On the same day Achi was killed, 25 worshippers were kidnapped from a Protestant service in northwestern Nigeria, when their prayers were reportedly interrupted by a gang of men riding motorcycles.
And the Diocese of Ekiti announced Sunday that Fr. Michael Olubumni Olofinlade was abducted Jan. 14 as he returned to his parish from a pastoral visit. As of Sunday afternoon, the priest's kidnappers had not yet contacted the diocese with a list of demands
Shortly before Christmas, more than 40 people were killed in a Dec. 19 terror attack in central Nigeria – the youngest victim was two years old. In that attack, children died in their homes as terrorists set them ablaze.
Priests have frequently faced violence as terrorism continues unabated.
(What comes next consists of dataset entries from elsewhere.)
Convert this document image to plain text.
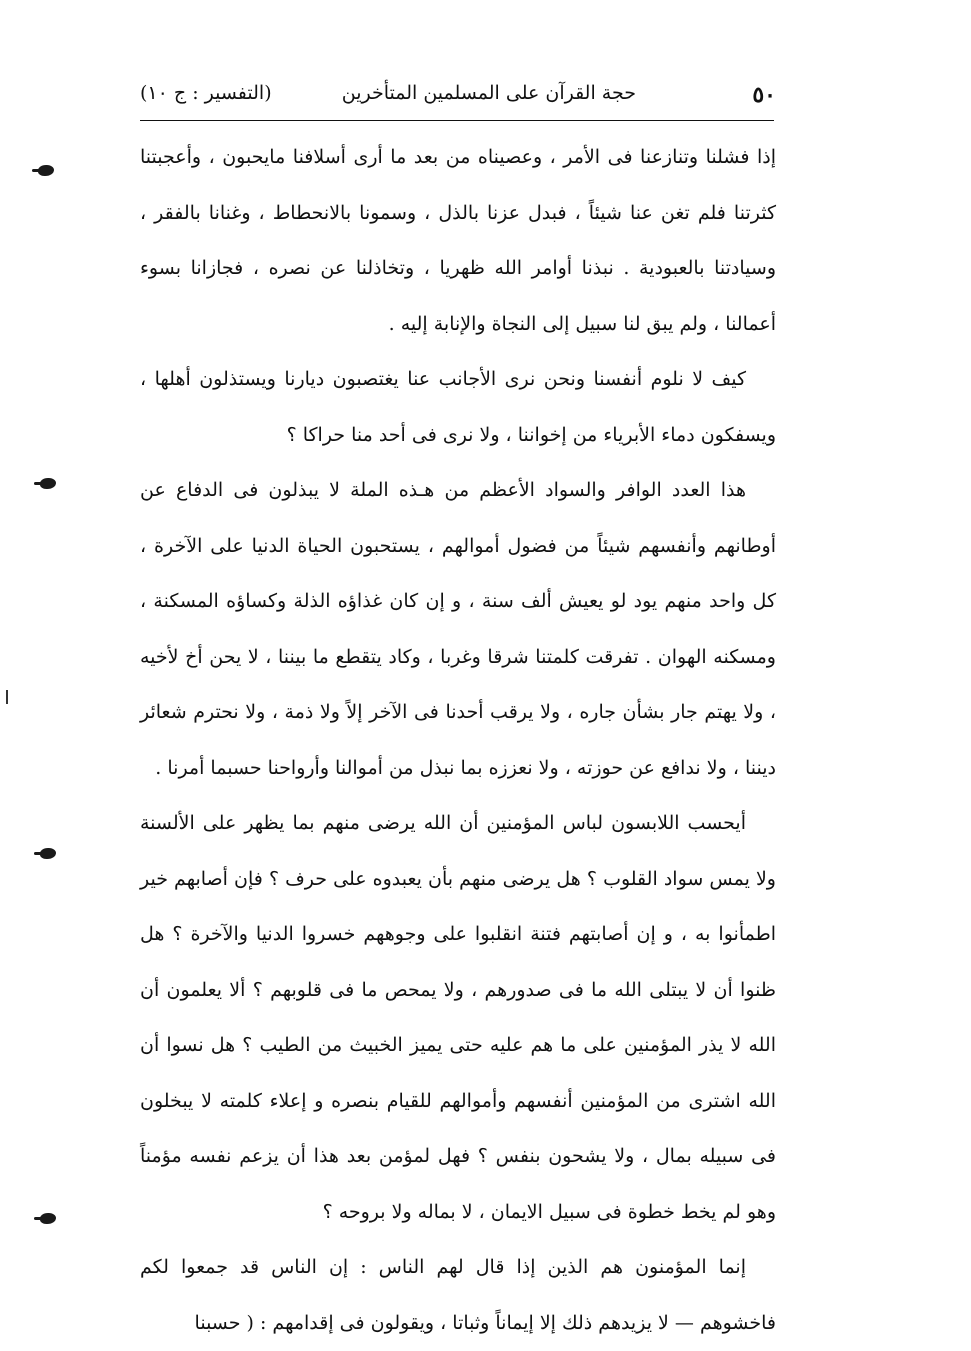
٥٠
حجة القرآن على المسلمين المتأخرين
(التفسير : ج ١٠)

إذا فشلنا وتنازعنا فى الأمر ، وعصيناه من بعد ما أرى أسلافنا مايحبون ، وأعجبتنا كثرتنا فلم تغن عنا شيئاً ، فبدل عزنا بالذل ، وسمونا بالانحطاط ، وغنانا بالفقر ، وسيادتنا بالعبودية . نبذنا أوامر الله ظهريا ، وتخاذلنا عن نصره ، فجازانا بسوء أعمالنا ، ولم يبق لنا سبيل إلى النجاة والإنابة إليه .

كيف لا نلوم أنفسنا ونحن نرى الأجانب عنا يغتصبون ديارنا ويستذلون أهلها ، ويسفكون دماء الأبرياء من إخواننا ، ولا نرى فى أحد منا حراكا ؟

هذا العدد الوافر والسواد الأعظم من هـذه الملة لا يبذلون فى الدفاع عن أوطانهم وأنفسهم شيئاً من فضول أموالهم ، يستحبون الحياة الدنيا على الآخرة ، كل واحد منهم يود لو يعيش ألف سنة ، و إن كان غذاؤه الذلة وكساؤه المسكنة ، ومسكنه الهوان . تفرقت كلمتنا شرقا وغربا ، وكاد يتقطع ما بيننا ، لا يحن أخ لأخيه ، ولا يهتم جار بشأن جاره ، ولا يرقب أحدنا فى الآخر إلاً ولا ذمة ، ولا نحترم شعائر ديننا ، ولا ندافع عن حوزته ، ولا نعززه بما نبذل من أموالنا وأرواحنا حسبما أمرنا .

أيحسب اللابسون لباس المؤمنين أن الله يرضى منهم بما يظهر على الألسنة ولا يمس سواد القلوب ؟ هل يرضى منهم بأن يعبدوه على حرف ؟ فإن أصابهم خير اطمأنوا به ، و إن أصابتهم فتنة انقلبوا على وجوههم خسروا الدنيا والآخرة ؟ هل ظنوا أن لا يبتلى الله ما فى صدورهم ، ولا يمحص ما فى قلوبهم ؟ ألا يعلمون أن الله لا يذر المؤمنين على ما هم عليه حتى يميز الخبيث من الطيب ؟ هل نسوا أن الله اشترى من المؤمنين أنفسهم وأموالهم للقيام بنصره و إعلاء كلمته لا يبخلون فى سبيله بمال ، ولا يشحون بنفس ؟ فهل لمؤمن بعد هذا أن يزعم نفسه مؤمناً وهو لم يخط خطوة فى سبيل الايمان ، لا بماله ولا بروحه ؟

إنما المؤمنون هم الذين إذا قال لهم الناس : إن الناس قد جمعوا لكم فاخشوهم — لا يزيدهم ذلك إلا إيماناً وثباتا ، ويقولون فى إقدامهم : ( حسبنا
On April 24, 2018, two Catholic priests, Fathers Joseph Gor and Felix Tyolaha, were among 17 others who were killed by suspected Fulani herdsmen in an attack on Ukpo-Mbalom community in Gwer East local Government Area of Benue State.
In March 2019, the Archdiocese of Kaduna announced that one of its priests, Fr.John Bako Shekwolo, was kidnapped by unknown persons - he remains missing.
In May 2021, Fr. Alphonsus Bello was killed in a midnight attack on St. Vincent Ferrer Catholic Church in the Sokoto diocese, while Fr. Joseph Keke was abducted during the attack.
In June 2022, Fr. Vitus Borogo of the Kaduna archdiocese was killed during a terrorist raid on a farm he was visiting.
Fr. Joseph Akete Bako of the same archdiocese died after more than a month of abduction on March 8, 2022.
In July 2022, a priest of Kafanchan Diocese, Fr. John Mark Cheitnum, was killed by kidnappers soon after he was abducted. Another priest, Fr. Donatus Cleophas, escaped from the same abduction.
In fact, Fr. Achi is not the first of his diocese to be killed amid recent violence.
On Jan. 16, 2021, suspected bandits reportedly kidnapped and killed a priest of the Minna diocese in Tufa village along Lambata-Lapai road in Niger State.
According to Aid to the Church in Need (ACN), at least 18 priests have been kidnapped in Nigeria since the beginning of 2022, five in the first week of July alone. The statistics indicate that although most were released unhurt, three were killed.
Powered by several jihadi networks, Boko Haram has become a threat to the stability of Nigeria, which has one of the largest Catholic populations in the world.
The Catholic bishops’ conference of Nigeria decried last week the level of insecurity in the country, in a message delivered by conference leaders to Nigeria’s President Muhammadu Buhari.
The bishops lamented that “our Church personnel have been frequent victims in terms of kidnapping or outright murder. The Owo – Ondo State Catholic Church massacre on Pentecost Sunday, June 5, 2022, [which claimed 40 lives] is still very fresh in our hearts.”
Bishop Lucius Iwejuru Ugorji, conference president, urged Buhari “to make sure that our nation is effectively rid of these murderous criminals.”